Although Tata Power Company (TPC) and Reliance Energy Ltd (REL) are rivals, the rehabilitation packages offered by them for their upcoming projects in Maharashtra have many things in common. For one, both companies have offered Rs 17.3 lakh a hectare (Rs 7 lakh an acre) for buying land. TPC proposes to set up an imported coal-based 1,600-mw project over 1,300 acres and REL will develop a 1,200-mw coal-based project on 2,400 acres in Shahapur in the coastal Raigad district.
These projects are facing delay due to a dispute over land allocation, but are expected to come up by 2011 since Maharashtra chief minister Vilasrao Deshmukh has intervened in the matter.
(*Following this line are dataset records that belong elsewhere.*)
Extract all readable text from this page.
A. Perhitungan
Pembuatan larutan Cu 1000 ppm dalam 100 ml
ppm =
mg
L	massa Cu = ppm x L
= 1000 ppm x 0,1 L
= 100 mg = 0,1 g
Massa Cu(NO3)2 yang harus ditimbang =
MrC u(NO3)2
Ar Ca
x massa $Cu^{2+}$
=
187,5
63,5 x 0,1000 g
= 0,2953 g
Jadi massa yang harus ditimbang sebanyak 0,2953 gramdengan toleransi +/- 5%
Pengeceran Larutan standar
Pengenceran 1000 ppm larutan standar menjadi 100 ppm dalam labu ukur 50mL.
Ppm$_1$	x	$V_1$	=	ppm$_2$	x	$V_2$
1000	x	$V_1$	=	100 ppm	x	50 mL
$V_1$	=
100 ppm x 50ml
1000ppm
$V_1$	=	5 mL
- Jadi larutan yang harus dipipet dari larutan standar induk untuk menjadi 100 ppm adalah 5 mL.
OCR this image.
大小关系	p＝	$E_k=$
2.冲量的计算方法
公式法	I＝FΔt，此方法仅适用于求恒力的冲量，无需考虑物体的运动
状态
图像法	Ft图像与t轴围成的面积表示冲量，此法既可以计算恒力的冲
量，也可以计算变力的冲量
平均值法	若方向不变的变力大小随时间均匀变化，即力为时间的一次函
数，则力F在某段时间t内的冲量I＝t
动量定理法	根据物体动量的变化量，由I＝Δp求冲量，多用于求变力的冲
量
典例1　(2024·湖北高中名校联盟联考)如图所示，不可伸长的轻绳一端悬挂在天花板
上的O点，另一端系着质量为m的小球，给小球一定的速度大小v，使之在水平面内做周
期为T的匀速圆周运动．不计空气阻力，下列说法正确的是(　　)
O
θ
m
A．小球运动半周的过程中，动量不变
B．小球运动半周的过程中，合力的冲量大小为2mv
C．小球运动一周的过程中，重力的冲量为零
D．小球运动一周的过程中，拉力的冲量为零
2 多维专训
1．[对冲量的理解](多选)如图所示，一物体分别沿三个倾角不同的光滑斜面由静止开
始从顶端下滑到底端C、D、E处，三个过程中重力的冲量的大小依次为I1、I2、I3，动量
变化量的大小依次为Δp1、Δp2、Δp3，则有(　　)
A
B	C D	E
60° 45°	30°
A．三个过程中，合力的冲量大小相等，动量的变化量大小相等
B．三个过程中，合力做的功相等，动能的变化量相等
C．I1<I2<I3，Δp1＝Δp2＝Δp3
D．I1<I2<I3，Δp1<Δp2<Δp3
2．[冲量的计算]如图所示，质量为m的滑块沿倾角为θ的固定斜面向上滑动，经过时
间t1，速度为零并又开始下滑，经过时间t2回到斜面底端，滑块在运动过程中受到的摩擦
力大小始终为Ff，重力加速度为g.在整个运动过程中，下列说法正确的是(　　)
Not just similarities, some key differences exist as well. For example, REL has considered ?land-for-land? compensation under in its offer of Rs 17.3 lakh for a hectare, while TPC does not have any such provision. TPC and REL have submitted these proposals based on the National Relief and Rehabilitation Policy 2007 and the Maharashtra Relief and Rehabilitation Act XI of 2001.
REL has assured that, during construction, it will give preference to employing landless labourers and persons affected by the buying only if jobs are available at that time. TPC, too, has a similar thinking but has made it clear that landless labourers will be given preference for jobs.
Both have promised to provide 750 days? minimum agriculture wages to each family affected by the construction. Both REL and TPC have envisaged an annuity scheme for providing Rs 500 a month to those who might be affected. This is in step with a national policy.
For periphery development, REL has proposed 0.1% of the net profit with a maximum cap of Rs 2 crore a year for this purpose. TPC has promised to earmark a maximum Rs 1 crore a year for this purpose or a minimum of Rs 10 lakh in the event of the company not making profit.